In this case, machines were set to work analyzing the human genome and predicting human demographics by simulating how our DNA might have evolved over many thousands of possible scenarios of ancient evolution. The program accounted for the structure and evolution of DNA as well as models of human migration and interbreeding to try to fit some of the pieces together in an incredibly complex puzzle.
The researchers trained the computer to analyze eight different models of the most plausible theories of early human evolution across Eurasia. The models came from previous studies that attempted to come up with a scenario that would result in the current picture of the human genome, including its known Neanderthal and Denisovan components.
“There could be other models, of course, but these models are the ones that other people have been proposing in the scientific literature,” Bertranpetit says. Each model begins with the accepted out-of-Africa event, then features a different set of the most likely splits between human lineages, including various interbreedings with both known species and possible “ghost” species.
“With each of these eight models, we calculate over weeks of computations how well they are able to reach the actual, present genetic composition of humans,” Bertranpetit says. “Every time we do a simulation, it's a simulation of a possible path of human evolution, and we have run those simulations thousands of times, and the deep learning algorithms are able to recognize which of the models best suit the data.”
The machine’s conclusion?

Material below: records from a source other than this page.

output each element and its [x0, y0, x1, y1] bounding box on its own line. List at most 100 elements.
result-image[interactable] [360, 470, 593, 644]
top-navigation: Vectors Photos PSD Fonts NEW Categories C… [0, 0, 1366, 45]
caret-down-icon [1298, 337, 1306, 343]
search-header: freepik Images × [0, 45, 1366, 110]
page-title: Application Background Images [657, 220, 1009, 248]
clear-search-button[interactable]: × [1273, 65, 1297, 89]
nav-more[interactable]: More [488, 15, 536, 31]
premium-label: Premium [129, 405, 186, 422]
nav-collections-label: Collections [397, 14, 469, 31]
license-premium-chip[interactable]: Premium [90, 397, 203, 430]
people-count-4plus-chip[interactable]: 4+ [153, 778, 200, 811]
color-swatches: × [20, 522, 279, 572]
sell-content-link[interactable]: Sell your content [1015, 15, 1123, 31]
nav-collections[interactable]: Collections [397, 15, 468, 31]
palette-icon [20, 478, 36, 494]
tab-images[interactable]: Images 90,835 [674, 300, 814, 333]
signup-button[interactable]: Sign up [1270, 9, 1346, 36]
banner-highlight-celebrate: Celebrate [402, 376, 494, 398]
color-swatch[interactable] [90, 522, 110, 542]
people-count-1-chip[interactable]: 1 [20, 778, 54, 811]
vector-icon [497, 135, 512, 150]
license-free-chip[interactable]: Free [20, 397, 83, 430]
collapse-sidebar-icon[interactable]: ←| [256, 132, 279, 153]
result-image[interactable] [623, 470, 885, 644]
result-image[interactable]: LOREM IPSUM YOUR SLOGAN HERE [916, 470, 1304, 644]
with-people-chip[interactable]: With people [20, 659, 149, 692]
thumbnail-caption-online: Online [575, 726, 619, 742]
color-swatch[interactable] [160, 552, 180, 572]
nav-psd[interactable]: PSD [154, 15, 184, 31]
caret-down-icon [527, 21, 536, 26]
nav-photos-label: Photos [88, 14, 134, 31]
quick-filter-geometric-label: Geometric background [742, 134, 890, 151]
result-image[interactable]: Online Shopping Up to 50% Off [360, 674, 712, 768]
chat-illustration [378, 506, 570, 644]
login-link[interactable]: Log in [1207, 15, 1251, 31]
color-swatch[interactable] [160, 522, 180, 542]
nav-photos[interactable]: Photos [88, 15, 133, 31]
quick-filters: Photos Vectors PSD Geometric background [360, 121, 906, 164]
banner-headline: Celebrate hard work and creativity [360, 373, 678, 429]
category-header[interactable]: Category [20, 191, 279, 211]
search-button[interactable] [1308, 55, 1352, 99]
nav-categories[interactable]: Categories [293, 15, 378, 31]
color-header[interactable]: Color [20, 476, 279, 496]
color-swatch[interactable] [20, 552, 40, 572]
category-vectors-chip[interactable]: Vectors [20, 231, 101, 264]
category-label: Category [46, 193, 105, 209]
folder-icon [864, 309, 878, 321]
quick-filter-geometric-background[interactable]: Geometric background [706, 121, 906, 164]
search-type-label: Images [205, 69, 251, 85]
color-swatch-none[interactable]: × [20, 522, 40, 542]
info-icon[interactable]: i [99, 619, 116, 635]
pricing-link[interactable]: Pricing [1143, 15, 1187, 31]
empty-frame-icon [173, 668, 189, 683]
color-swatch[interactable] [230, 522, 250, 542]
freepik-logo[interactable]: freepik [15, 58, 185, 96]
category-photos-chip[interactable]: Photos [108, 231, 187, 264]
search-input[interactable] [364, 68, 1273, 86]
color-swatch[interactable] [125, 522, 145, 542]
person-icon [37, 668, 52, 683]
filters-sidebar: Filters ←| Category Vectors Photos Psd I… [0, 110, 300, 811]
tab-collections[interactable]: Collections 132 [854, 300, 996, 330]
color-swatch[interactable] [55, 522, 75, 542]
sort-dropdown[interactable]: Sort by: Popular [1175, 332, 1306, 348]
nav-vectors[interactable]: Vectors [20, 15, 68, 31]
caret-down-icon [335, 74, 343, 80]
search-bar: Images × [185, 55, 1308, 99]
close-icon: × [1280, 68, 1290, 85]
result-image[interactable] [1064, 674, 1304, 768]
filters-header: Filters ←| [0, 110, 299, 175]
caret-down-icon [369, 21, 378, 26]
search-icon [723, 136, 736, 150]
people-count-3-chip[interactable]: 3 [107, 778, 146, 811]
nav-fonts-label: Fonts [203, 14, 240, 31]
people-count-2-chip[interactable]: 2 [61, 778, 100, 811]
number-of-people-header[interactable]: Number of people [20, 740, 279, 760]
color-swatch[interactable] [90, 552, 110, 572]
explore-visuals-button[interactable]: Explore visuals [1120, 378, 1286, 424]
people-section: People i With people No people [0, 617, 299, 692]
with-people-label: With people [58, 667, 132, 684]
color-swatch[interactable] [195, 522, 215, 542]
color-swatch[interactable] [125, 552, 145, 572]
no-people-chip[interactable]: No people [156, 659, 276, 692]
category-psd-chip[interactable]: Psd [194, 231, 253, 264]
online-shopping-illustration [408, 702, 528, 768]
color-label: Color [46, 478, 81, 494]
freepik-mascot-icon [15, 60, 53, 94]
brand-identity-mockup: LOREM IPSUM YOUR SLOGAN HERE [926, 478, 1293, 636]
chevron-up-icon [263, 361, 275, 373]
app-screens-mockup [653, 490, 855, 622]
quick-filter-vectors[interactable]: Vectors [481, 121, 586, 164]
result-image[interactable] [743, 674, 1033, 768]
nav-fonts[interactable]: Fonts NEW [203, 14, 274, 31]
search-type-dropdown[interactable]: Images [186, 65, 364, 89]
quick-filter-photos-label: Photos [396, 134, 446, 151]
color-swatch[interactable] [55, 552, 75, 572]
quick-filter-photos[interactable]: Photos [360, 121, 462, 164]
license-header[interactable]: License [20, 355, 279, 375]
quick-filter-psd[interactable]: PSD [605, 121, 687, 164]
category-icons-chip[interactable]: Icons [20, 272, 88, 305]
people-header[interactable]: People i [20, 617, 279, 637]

An ancestor species is present in our lineage that we have yet to identify. “By far, the only models we tested that really are backed by the data are the ones having this ghost population introgression,” Bertranpetit says.
The intriguing study and others like it may help redraw the map of how humans migrated and evolved though what appears to be an increasingly complicated ancient world in Eurasia and Oceania.
“It’s certainly interesting and consistent with the emerging picture of a complex reticulated phylogeny in human evolution,” Iain Mathieson, a University of Pennsylvania population geneticist, says via email. “I’m not even sure it makes sense to talk about 'introgression events' when that seems to be the norm.” In fact, because only eight models were tested and many others could be possible, Mathieson adds that the new findings are “certainly a plausible scenario, but the reality is likely even more complex.”
As new fossil discoveries are made in the field, updated models can now be tested against the human genome using these types of programs. Schraiber says the power of deep learning for studying human origins lies precisely in its capability to analyze complex models.
“If you want to do an extremely detailed model because you're an anthropologist, and you want to know if this introgression happened 80,000 years ago or 40,000 years ago, that's the power of a deep learning approach like this.”
Complex as they are, the interbreedings of ancient Eurasia are still only one part of our human story. Bertranpetit believes that future advances in deep learning can help uncover other new chapters.
“This kind of method of analysis is going to have all kinds of new results,” he says. “I am sure that people working in Africa will find extinct groups that are not recognized yet. No doubt Africa is going to show us surprising things in the future.”